2. Le gouvernement portugais (« le Gouvernement ») a été représenté par son agente, Mme Maria de Fátima da Graça Carvalho, procureure générale adjointe.
3. Invoquant l’article 6 de la Convention, le requérant se plaignait d’une atteinte à son droit d’accès à un tribunal ainsi que de la durée excessive d’une procédure engagée devant le tribunal administratif de Lisbonne (procédure interne no 314/02).
4. Par une déclaration en date du 17 octobre 2017, le Gouvernement s’est engagé à verser au requérant 7 000 (sept mille) euros (EUR) pour le dommage moral et 1 000 (mille) EUR pour les frais et dépens, exemptes de toute taxe éventuellement applicable, dans les trois mois suivant la date de la notification de la décision de la Cour rendue conformément à l’article 37 § 1 de la Convention. Il a indiqué que ceci vaudrait règlement définitif de l’affaire. À défaut de règlement dans ledit délai, le Gouvernement s’est engagé à verser, à compter de l’expiration de celui-ci et jusqu’au règlement effectif de la somme en question, un intérêt simple à un taux égal à celui de la facilité de prêt marginal de la Banque centrale européenne, augmenté de trois points de pourcentage.

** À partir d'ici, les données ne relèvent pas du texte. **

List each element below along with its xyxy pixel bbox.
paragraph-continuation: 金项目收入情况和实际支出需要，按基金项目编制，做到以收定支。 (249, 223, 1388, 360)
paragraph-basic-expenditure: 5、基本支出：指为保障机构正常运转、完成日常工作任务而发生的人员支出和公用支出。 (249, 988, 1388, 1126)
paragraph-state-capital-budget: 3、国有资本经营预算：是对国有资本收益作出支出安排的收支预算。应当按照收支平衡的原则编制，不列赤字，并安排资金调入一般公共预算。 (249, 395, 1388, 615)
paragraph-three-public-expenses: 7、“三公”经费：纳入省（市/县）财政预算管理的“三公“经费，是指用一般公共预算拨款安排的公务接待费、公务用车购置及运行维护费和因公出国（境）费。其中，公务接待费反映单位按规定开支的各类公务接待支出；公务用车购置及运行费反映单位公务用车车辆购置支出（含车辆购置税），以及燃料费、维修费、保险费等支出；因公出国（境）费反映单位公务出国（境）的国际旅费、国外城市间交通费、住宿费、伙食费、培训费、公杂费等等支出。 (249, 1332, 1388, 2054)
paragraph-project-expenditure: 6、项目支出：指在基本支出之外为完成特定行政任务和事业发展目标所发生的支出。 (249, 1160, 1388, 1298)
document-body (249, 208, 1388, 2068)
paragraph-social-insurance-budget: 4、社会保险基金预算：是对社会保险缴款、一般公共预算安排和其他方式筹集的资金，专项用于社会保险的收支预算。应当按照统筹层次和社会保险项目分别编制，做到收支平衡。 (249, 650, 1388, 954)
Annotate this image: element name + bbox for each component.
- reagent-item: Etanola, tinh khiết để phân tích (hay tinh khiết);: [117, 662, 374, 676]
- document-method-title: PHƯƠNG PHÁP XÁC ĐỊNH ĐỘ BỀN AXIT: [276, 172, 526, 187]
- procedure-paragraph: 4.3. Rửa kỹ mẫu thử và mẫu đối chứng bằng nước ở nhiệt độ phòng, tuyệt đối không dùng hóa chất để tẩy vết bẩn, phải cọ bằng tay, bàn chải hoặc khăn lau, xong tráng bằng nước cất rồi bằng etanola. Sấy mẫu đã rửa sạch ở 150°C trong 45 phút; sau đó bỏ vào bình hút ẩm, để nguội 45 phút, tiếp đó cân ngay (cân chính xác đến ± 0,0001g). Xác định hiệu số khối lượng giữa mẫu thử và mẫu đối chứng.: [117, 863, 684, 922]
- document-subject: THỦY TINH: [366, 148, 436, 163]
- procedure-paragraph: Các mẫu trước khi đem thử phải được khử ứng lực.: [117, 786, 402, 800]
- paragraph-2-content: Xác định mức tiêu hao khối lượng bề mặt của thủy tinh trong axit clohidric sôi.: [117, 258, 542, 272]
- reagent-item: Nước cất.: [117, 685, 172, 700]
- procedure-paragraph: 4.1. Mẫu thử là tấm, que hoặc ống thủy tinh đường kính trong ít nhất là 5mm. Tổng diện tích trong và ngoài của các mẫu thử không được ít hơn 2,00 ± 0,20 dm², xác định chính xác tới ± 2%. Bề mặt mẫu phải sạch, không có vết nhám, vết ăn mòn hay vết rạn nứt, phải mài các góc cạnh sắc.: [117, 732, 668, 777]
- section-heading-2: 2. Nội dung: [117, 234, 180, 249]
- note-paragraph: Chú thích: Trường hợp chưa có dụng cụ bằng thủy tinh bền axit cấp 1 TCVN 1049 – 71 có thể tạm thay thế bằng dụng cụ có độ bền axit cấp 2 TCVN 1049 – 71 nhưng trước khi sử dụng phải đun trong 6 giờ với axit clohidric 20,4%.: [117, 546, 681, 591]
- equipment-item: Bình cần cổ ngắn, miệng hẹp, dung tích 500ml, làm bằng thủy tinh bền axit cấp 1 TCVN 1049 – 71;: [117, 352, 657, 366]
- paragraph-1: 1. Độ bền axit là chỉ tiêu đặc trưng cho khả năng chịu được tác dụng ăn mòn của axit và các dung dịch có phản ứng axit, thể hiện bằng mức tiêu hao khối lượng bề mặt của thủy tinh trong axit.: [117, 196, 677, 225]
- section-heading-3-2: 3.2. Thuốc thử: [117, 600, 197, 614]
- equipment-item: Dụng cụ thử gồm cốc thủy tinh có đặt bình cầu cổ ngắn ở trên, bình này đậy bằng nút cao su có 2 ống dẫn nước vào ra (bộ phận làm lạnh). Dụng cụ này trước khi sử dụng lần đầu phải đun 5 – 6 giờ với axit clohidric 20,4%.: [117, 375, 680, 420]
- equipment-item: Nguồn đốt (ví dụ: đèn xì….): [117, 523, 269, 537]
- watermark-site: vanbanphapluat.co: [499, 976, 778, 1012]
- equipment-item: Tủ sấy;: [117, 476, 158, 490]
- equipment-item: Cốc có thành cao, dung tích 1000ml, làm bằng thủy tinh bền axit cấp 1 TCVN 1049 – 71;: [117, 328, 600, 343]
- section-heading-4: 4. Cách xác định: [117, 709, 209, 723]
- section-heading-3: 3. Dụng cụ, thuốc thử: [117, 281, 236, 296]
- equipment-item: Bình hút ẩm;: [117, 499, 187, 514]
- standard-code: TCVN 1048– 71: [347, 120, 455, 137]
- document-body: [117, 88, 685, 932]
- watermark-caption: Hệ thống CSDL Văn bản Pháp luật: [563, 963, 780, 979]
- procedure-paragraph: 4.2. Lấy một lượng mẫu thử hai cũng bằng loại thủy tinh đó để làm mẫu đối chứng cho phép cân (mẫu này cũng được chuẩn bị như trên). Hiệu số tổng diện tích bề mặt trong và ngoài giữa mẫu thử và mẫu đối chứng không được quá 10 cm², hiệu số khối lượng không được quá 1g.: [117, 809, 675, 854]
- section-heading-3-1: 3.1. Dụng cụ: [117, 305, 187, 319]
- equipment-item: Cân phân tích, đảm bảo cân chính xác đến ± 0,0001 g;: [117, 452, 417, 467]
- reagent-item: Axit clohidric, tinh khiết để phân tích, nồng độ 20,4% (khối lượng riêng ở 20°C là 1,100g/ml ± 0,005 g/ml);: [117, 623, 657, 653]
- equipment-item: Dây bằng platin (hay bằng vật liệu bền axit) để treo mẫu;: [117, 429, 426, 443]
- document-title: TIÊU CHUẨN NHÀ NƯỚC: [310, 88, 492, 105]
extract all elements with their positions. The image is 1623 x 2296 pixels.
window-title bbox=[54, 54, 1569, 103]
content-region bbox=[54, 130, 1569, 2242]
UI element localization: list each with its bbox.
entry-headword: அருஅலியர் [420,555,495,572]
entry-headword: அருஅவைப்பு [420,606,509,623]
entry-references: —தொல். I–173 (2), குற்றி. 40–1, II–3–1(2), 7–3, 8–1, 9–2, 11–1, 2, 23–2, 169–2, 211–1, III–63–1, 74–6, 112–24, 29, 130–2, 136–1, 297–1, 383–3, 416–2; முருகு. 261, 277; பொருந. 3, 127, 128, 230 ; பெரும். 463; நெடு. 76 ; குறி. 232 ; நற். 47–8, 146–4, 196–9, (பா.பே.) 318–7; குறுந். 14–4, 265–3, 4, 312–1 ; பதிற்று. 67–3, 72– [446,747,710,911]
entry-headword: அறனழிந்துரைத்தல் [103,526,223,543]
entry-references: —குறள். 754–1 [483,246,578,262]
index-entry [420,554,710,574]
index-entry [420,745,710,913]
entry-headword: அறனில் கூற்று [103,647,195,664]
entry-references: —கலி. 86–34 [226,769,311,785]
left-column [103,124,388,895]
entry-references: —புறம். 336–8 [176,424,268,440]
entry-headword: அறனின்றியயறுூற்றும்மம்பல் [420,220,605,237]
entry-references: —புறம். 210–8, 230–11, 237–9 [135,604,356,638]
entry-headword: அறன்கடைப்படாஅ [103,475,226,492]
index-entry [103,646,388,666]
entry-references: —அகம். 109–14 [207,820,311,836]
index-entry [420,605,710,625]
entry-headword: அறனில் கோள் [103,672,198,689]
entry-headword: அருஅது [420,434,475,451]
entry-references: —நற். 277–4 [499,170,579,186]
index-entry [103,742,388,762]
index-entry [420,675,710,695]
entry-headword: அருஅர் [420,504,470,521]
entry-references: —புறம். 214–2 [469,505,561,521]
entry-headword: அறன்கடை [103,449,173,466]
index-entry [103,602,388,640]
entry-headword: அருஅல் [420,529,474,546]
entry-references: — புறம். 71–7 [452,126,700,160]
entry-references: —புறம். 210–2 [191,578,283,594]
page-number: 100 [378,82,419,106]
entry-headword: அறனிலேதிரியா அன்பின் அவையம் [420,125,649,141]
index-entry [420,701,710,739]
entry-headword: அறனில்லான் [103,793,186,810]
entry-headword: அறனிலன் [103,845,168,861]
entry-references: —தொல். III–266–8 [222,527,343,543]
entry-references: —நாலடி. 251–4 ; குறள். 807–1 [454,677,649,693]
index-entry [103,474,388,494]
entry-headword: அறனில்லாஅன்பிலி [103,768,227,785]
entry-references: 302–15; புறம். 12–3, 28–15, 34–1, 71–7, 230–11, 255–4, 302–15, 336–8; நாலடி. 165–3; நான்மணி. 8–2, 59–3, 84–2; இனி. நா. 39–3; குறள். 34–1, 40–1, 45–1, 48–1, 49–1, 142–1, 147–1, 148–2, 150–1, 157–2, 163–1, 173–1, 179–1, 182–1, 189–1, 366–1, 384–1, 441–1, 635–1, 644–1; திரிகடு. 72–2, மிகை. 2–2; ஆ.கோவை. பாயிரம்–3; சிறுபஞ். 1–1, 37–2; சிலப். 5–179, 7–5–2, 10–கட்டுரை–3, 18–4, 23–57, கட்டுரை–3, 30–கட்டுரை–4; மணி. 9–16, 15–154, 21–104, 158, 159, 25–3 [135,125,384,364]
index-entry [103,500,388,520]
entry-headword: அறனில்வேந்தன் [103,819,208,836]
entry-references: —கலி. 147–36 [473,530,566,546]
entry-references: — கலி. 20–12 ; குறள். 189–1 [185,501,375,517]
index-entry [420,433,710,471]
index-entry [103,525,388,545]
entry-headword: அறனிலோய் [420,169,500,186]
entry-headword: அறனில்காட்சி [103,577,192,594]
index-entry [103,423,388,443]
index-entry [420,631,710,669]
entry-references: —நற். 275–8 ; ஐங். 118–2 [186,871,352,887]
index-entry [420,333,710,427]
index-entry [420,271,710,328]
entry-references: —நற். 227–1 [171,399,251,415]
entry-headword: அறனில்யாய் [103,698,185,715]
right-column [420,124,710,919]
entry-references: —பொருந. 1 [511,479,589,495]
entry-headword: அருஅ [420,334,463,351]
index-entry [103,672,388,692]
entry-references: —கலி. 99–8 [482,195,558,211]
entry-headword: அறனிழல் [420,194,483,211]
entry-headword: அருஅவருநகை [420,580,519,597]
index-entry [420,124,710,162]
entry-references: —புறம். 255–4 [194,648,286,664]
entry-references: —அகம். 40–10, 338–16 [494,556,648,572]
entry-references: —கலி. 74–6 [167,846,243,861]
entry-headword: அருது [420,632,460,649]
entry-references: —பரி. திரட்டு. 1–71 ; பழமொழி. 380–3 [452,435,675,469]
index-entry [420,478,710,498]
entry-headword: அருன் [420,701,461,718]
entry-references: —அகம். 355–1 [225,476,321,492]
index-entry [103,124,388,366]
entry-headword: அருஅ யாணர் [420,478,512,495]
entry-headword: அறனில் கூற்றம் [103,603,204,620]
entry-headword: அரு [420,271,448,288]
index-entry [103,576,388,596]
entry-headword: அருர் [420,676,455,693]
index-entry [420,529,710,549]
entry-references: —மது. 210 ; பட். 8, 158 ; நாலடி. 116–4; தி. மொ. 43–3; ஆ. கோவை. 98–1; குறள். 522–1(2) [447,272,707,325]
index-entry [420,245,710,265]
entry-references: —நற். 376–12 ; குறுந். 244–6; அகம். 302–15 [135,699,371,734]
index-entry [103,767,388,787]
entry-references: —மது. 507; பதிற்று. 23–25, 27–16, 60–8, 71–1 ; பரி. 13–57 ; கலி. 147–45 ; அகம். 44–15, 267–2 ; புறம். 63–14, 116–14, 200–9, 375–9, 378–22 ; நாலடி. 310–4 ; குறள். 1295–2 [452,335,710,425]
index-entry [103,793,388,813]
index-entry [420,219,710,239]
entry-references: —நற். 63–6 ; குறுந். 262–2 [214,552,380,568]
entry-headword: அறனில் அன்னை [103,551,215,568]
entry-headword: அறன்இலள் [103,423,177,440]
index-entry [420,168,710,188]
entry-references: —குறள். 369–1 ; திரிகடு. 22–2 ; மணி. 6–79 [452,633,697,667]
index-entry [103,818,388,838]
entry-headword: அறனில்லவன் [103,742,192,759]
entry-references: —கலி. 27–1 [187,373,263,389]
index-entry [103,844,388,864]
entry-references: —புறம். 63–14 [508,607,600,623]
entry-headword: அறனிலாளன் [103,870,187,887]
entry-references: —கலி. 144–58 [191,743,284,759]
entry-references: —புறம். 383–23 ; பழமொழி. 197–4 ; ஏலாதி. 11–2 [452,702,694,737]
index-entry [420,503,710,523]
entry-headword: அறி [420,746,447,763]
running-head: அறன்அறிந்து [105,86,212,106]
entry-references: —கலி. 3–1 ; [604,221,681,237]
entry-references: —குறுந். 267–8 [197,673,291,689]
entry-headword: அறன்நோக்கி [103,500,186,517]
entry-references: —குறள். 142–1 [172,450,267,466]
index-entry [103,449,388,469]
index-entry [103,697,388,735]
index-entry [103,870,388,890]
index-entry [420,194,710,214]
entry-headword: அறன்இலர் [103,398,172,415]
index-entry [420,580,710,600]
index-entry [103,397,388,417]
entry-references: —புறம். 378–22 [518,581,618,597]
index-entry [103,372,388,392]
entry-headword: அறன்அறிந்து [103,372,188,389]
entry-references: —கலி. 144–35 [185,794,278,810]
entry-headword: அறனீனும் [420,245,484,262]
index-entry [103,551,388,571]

5. Par une lettre du 13 novembre 2017, le requérant a accepté la proposition du Gouvernement.
EN DROIT
6. La Cour prend acte du règlement amiable auquel sont parvenues les parties. Elle estime que celui-ci s’inspire du respect des droits de l’homme tels que les reconnaissent la Convention et ses protocoles et n’aperçoit par ailleurs aucun motif justifiant de poursuivre l’examen de la requête. En conséquence, il convient de rayer l’affaire du rôle.
Par ces motifs, la Cour, à l’unanimité,
Décide de rayer la requête du rôle en application de l’article 39 de la Convention.
Fait en français puis communiqué par écrit le 8 février 2018.